El tren a menudo se sacude fuertemente de lado a lado. Enrique se agarra con ambas manos. A veces el tren acelera o desacelera, y con el vaivén los enganches chocan y sacuden a Enrique hacia atrás o adelante. Las ruedas hacen un estruendo. Los vagones a veces se inclinan en sentido contrario a los que quedan inmediatamente adelante y atrás en la fila. Por eso algunos migrantes le dicen “El Gusano de Hierro”.

Las vías en Chiapas son de hace 20 años. Algunos de los durmientes se hunden, especialmente durante la época de lluvia, cuando el terraplén se satura y se ablanda. El pasto crece sobre las vías y las hace resbaladizas.

En las curvas, parece como si los vagones se fueran a volcar. El tren en que va Enrique pasa unas cuantas veces a la semana, pero se descarrila un promedio de tres veces al mes, según el cálculo de Jorge Reinoso, jefe de operaciones de Ferrocarriles Chiapas-Mayab. Hace un año, un vagón tolva, parecido al de Enrique, se volcó con una carga de arena y enterró vivos a tres inmigrantes. Son raras las veces en que Enrique reconoce tener miedo, pero ahora teme que su vagón se pueda volcar. Algunos lo llaman “El Tren de la Muerte”.

A Enrique lo conmueve la magia del tren--su fuerza y poderío para llevarlo a su madre. Para él es “El Caballo de Hierro”.

El tren toma velocidad. Pasa sobre un río marrón que huele a aguas negras. Luego ven acercarse desde adelante a una figura oscura. “¡Rama!” Gritan los inmigrantes. Se agachan.

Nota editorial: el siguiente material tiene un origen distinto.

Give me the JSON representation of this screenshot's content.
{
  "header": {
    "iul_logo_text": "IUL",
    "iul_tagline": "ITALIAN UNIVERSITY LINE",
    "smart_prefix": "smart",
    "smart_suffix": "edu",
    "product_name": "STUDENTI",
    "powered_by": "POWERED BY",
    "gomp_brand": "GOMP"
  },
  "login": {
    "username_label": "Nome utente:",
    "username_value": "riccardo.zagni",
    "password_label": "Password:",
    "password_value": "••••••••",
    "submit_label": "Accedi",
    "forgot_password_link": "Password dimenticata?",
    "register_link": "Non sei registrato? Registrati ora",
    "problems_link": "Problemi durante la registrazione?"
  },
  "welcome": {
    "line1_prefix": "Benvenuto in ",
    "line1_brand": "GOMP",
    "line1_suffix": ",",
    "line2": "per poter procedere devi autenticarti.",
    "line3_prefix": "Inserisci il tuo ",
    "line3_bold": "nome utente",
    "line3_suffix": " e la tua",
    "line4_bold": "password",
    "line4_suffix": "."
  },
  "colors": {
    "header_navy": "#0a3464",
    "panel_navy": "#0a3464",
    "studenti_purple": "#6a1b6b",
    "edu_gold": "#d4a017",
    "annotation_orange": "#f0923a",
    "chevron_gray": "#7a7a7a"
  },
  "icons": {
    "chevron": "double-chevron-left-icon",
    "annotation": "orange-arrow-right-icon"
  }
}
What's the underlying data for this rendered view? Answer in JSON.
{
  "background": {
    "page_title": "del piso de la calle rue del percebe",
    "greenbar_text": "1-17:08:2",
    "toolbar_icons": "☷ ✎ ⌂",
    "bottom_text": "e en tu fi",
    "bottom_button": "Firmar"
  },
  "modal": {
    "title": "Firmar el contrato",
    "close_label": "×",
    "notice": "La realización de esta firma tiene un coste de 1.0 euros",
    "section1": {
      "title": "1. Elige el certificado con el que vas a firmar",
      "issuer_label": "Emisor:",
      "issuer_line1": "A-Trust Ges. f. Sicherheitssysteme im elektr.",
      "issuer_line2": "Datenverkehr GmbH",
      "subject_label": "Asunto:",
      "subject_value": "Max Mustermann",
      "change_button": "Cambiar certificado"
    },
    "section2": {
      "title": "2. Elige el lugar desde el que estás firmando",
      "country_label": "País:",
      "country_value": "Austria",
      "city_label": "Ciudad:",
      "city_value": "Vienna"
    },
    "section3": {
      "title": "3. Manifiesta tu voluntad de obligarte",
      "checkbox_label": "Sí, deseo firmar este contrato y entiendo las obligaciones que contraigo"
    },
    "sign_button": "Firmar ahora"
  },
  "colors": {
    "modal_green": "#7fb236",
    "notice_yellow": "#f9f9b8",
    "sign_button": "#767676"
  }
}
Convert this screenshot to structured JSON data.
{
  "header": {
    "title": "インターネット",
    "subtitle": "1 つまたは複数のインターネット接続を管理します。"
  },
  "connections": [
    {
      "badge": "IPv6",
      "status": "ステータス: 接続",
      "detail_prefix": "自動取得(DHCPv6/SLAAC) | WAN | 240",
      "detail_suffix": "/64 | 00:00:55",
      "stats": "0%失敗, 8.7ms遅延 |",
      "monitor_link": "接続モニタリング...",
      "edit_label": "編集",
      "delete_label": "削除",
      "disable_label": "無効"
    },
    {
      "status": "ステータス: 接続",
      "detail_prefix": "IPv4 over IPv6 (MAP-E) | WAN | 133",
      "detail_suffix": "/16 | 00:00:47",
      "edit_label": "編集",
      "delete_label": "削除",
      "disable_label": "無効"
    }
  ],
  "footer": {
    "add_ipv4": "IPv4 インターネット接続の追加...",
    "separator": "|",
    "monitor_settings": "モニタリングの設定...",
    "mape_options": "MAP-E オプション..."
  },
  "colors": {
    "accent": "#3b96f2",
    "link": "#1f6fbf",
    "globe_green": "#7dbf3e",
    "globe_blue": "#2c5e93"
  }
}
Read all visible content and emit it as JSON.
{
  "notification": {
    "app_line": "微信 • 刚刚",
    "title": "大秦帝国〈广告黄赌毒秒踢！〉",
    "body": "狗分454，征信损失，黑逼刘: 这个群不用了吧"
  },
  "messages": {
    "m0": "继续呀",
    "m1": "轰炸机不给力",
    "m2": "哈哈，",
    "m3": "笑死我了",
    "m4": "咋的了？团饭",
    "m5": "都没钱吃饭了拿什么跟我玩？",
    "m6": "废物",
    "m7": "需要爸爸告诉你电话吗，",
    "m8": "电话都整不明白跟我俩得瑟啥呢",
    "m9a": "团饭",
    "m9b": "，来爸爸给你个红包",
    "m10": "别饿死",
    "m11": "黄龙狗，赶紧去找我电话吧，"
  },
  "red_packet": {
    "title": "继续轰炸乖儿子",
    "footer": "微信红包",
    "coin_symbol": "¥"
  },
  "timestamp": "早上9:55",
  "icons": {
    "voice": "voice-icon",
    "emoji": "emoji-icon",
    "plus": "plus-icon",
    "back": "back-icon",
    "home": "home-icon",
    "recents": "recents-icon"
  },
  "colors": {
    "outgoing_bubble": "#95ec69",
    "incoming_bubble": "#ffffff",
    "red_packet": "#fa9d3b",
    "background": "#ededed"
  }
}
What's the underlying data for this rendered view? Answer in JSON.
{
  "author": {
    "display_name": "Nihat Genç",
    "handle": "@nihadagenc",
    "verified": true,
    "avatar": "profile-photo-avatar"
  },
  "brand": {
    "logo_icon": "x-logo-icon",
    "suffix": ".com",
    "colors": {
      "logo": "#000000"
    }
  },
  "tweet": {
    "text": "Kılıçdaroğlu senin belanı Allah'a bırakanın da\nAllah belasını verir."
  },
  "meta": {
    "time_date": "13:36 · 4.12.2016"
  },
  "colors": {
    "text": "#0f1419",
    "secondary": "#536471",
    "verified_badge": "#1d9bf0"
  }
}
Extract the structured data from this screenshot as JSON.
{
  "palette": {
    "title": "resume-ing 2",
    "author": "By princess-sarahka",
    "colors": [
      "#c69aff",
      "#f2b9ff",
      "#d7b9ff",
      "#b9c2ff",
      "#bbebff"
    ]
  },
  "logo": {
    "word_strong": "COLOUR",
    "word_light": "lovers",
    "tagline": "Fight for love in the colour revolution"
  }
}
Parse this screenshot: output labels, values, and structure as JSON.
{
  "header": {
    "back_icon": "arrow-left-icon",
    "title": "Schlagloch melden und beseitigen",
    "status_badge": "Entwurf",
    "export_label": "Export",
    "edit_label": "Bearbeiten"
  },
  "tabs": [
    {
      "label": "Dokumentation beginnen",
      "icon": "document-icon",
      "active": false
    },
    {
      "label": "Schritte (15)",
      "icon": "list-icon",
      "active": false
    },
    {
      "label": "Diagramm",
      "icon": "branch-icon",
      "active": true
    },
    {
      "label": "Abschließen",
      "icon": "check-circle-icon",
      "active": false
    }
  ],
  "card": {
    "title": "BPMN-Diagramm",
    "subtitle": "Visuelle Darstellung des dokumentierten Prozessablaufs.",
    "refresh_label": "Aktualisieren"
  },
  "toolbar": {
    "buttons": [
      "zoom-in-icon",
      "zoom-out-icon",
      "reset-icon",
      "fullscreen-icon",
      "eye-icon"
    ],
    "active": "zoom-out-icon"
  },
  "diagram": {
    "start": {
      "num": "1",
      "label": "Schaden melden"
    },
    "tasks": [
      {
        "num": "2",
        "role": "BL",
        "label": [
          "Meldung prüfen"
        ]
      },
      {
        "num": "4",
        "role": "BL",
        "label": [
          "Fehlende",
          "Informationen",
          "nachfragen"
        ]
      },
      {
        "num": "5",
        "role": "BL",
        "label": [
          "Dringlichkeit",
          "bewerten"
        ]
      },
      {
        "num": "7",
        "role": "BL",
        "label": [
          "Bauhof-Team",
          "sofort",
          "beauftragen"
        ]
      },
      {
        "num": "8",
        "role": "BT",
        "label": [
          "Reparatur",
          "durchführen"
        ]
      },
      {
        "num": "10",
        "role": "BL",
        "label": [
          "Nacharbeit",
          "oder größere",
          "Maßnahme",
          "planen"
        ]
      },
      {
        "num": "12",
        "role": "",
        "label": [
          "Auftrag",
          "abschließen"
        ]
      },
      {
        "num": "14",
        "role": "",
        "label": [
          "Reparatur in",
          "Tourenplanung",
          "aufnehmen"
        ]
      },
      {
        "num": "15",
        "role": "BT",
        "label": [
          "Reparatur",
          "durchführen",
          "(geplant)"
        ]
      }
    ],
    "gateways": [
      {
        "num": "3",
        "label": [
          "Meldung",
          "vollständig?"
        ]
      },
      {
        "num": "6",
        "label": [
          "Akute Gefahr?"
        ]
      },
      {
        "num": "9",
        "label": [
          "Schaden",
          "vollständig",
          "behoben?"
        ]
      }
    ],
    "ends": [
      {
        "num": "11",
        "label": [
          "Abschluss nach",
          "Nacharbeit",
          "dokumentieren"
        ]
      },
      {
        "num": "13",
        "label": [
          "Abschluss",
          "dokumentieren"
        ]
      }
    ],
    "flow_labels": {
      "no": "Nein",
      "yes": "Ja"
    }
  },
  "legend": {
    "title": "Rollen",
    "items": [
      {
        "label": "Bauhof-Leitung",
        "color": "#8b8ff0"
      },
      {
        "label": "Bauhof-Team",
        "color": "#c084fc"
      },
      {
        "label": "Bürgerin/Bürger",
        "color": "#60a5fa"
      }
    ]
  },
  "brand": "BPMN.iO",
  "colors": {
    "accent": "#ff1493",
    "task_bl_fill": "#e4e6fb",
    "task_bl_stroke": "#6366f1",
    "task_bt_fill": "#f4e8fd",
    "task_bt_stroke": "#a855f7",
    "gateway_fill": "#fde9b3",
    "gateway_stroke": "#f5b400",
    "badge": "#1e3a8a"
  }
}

Enrique se agarra a la tolva. Para evitar las ramas, se balancea de lado a lado. Todos los viajeros se balancean al unísono, esquivando las mismas ramas, primero a la izquierda, luego a la derecha. Un momento de descuido puede dar lugar a que una rama los arroje al aire. Matilda de la Rosa, quien vive al lado de las vías, recuerda a un viajero que llegó a su puerta con el ojo colgando sobre la mejilla. Lo sostenía cerca de la cara en su mano derecha. “El tren me arrancó el ojo”, le explicó.